La segunda gran catástrofe la constituyeron las plagas que se abatieron sobre los indios apenas llegaron los españoles. Terribles epidemias de enfermedades que hacían que la piel de los indios hirviera y que sus órganos se marchitaran fueron el vengativo obsequio del Dios español. Los sacerdotes cristianos dijeron que las enfermedades que habían matado a nueve de cada diez indios en Nueva España hasta varias generaciones después de la conquista eran el fuego y el azufre con que Dios castigaba a los indios por su conducta libertina.
El tercer desastre fue la codicia. El rey español dividió las mejores zonas de Nueva España en dominios feudales llamados encomiendas: concesión de un permiso para recaudar tributos de los indios para cada uno de los conquistadores.
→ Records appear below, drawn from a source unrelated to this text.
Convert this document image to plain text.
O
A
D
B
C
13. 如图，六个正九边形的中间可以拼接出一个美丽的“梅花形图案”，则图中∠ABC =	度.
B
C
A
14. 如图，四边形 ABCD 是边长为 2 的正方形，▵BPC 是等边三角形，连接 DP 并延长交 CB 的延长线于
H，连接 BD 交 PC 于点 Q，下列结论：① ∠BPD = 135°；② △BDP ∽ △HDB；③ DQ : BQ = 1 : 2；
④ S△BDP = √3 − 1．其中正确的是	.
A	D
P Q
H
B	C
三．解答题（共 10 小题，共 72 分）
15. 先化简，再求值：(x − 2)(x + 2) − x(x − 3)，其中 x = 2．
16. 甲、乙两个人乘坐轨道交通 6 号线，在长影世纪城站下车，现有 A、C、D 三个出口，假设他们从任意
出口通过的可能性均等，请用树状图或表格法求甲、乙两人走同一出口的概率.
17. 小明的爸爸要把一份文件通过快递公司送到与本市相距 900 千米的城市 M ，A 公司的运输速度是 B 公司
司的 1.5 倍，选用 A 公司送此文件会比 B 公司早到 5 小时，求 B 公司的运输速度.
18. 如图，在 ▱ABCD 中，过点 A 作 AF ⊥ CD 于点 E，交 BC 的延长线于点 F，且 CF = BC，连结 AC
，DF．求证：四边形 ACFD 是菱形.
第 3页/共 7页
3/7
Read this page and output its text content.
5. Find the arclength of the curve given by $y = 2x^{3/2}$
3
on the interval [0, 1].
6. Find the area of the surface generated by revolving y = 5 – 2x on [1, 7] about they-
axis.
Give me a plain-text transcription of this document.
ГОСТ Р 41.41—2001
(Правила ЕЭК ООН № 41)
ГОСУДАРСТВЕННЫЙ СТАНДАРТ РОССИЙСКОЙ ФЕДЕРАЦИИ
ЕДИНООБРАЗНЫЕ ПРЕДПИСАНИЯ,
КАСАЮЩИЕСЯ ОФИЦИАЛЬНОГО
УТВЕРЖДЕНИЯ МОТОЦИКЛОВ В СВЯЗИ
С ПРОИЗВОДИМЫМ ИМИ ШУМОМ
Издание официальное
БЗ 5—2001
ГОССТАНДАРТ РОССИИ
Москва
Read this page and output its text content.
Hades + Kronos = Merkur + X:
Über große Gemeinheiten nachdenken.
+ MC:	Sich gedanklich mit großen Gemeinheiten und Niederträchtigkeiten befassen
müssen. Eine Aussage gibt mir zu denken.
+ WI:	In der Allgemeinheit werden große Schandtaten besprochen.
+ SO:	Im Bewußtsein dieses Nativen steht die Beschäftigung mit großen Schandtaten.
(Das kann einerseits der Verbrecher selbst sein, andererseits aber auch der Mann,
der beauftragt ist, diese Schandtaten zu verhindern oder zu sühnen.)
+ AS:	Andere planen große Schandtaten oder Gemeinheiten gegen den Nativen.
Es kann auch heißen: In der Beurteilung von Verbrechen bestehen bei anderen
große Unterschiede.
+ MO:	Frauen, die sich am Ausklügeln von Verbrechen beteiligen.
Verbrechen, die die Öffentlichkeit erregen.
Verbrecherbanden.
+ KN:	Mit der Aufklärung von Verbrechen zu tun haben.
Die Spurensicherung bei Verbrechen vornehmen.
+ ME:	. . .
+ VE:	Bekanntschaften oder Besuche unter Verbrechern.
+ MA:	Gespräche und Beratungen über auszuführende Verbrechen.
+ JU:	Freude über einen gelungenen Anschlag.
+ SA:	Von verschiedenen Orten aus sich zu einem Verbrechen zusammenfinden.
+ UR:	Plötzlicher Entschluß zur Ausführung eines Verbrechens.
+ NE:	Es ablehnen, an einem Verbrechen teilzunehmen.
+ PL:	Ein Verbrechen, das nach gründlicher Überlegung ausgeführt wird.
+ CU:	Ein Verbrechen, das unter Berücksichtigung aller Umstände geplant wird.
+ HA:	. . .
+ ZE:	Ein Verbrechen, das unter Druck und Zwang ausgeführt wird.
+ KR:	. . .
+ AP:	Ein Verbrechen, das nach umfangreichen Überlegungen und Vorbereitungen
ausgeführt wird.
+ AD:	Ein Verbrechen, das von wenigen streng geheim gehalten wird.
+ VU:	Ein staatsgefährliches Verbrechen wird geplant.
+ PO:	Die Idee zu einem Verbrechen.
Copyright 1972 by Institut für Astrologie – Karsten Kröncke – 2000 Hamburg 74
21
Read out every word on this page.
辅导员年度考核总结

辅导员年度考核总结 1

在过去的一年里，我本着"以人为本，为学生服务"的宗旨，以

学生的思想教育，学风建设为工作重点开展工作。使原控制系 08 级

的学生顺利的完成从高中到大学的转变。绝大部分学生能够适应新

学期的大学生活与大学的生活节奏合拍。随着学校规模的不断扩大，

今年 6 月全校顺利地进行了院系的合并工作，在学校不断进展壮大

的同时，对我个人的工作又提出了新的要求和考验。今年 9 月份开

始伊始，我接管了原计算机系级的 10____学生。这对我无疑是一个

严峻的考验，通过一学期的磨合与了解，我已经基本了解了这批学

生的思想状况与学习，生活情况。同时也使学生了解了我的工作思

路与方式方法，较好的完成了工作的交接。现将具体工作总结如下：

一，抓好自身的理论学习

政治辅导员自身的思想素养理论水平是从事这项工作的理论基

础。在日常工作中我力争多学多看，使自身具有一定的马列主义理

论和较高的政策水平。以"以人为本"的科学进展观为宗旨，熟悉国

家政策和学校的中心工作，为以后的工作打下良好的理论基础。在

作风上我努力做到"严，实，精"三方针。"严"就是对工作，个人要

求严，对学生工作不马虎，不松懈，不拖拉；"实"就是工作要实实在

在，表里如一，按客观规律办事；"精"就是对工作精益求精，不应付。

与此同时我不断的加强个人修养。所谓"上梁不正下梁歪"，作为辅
En algún lugar a lo largo del retorcido camino en que toda la estructura de su sociedad fue destruida, los indios perdieron la imagen de sí mismos como un pueblo grande y poderoso.
Ahora yo veía a personas que en una época edificaron maravillosas ciudades y perfeccionaron las ciencias y la medicina, sentadas con la mirada perdida frente a chozas con el techo de paja, raspando la tierra con unos palillos.